Hätte Rodbertus nun (...) weiter den Tauschwert der Waren analysiert, - denn dieser existiert bloß, wo Ware im Plural vorkommt, (als) verschiedene Warensorten - , so fand er den 'Wert' hinter dieser Erscheinungsform. Hätte er weiter den Wert untersucht, so hätte er weiter gefunden, dass hierin das Ding, der 'Gebrauchswert', als bloße Vergegenständlichung menschlicher Arbeit, als Verausgabung gleicher menschlicher Arbeitskraft gilt und daher dieser Inhalt als gegenständlicher Charakter der Sache dargestellt ist, als der ihr selbst sachlich zukommt, obgleich diese Gegenständlichkeit in ihrer Naturalform nicht erscheint (was aber eine besondere Wertform nötig macht). Er würde also gefunden haben, dass der 'Wert' der Ware nur in einer historisch entwickelten Form ausdrückt, was in allen anderen historischen Gesellschaftsformen ebenfalls existiert, wenn auch in anderer Form, nämlich gesellschaftlicher Charakter der Arbeit, sofern sie als Verausgabung 'gesellschaftlicher' Arbeitskraft existiert. Ist 'der Wert' der Ware so nur eine bestimmte historische Form von etwas, was in allen Gesellschaftsformen existiert, so aber auch der 'gesellschaftliche Gebrauchswert' wie er den 'Gebrauchswert' der Ware charakterisiert. Herr Rodbertus hat das Maß der Wertgröße von Ricardo, aber ebensowenig wie Ricardo die Substanz des Werts selbst erforscht oder begriffen; z.B. der 'gemeinsame' Charakter des Arbeitsprozesses im primitiven Gemeinwesen als Gemeinorganismus der zusammengehörigen Arbeitskräfte und daher der ihrer Arbeit, d.h. Verausgabung dieser Kräfte.« (MEW 19, 374ff)
Diesen gesellschaftlichen Charakter aller historischen Arbeit, der keineswegs von Ewigkeit zu Ewigkeit in der Form allgemeiner Warenproduktion, vermittelt über Geld, Kapital und Staat auftreten muss, wie die bürgerlichen Ideologen behaupten, führt Marx nun gerade dort ins Feld, wo ein Adolph Wagner ihm die Beweislast für die Möglichkeit einer kommunistischen Produktion und Verteilung zuschieben will:
»'eine Beweisführung (...), welche bisher fehlt, nämlich, dass der Produktionsprozess ganz ohne Vermittlung der Kapital bildenden und verwendenden Tätigkeit von Privatkapitalisten möglich sei'(...)

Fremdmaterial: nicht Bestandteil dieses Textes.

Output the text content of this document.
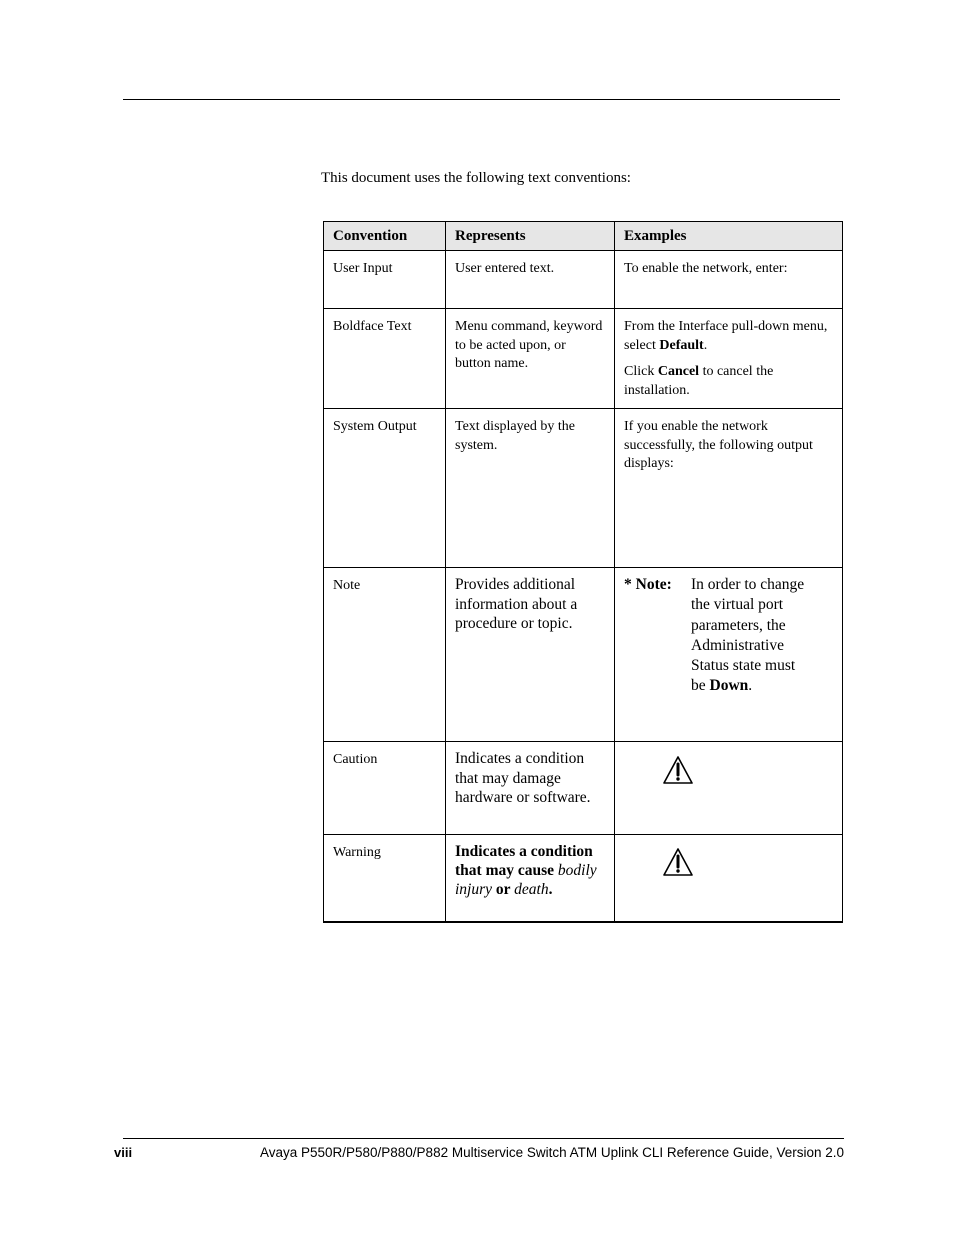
This document uses the following text conventions:
Convention	Represents	Examples
User Input	User entered text.	To enable the network, enter:
Boldface Text	Menu command, keyword to be acted upon, or button name.	From the Interface pull-down menu, select Default.

Click Cancel to cancel the installation.

System Output	Text displayed by the system.	If you enable the network successfully, the following output displays:
Note	Provides additional information about a procedure or topic.	* Note: In order to change the virtual port parameters, the Administrative Status state must be Down.

Caution	Indicates a condition that may damage hardware or software.	

Warning	Indicates a condition that may cause bodily injury or death.	
viii	Avaya P550R/P580/P880/P882 Multiservice Switch ATM Uplink CLI Reference Guide, Version 2.0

Statt mir solche Zukunftsbeweise aufzubürden, hätte umgekehrt Herr Wagner erst nachweisen müssen, dass ein gesellschaftlicher Produktionsprozess, vom Produktionsprozess überhaupt gar nicht zu sprechen, in den sehr zahlreichen Gemeinwesen nicht existierte, die vor der Erscheinung von Privatkapitalisten existierten (altindische Gemeinde, südslawische Familiengemeinde etc.). Ausserdem konnte Wagner nur sagen: die Exploitation der Arbeiterklasse durch die Kapitalistenklasse, kurz, der Charakter der kapitalistischen Produktion, wie Marx ihn darstellt, ist richtig, aber er irrt sich darin, dass er diese Wirtschaft als transitorisch betrachtet, während Aristoteles sich umgekehrt darin irrte, dass er die Sklavenwirtschaft als nicht transitorisch betrachtete.« (MEW 19,359)
Es geht also um die Übergangsperiode zwischen kapitalistischer und kommunistischer Gesellschaft (transitorisch: aus latein. »transitorius = mit einem Durchgang versehen; zum Durchgehen geeignet«, übertragen: »vorübergehend«; Transit: »Durchfahrt, Durchreise« aus latein. »transitus«, Abstraktum von »transire=hinübergehen« -- Kluge, Etymologisches Wörterbuch 1999).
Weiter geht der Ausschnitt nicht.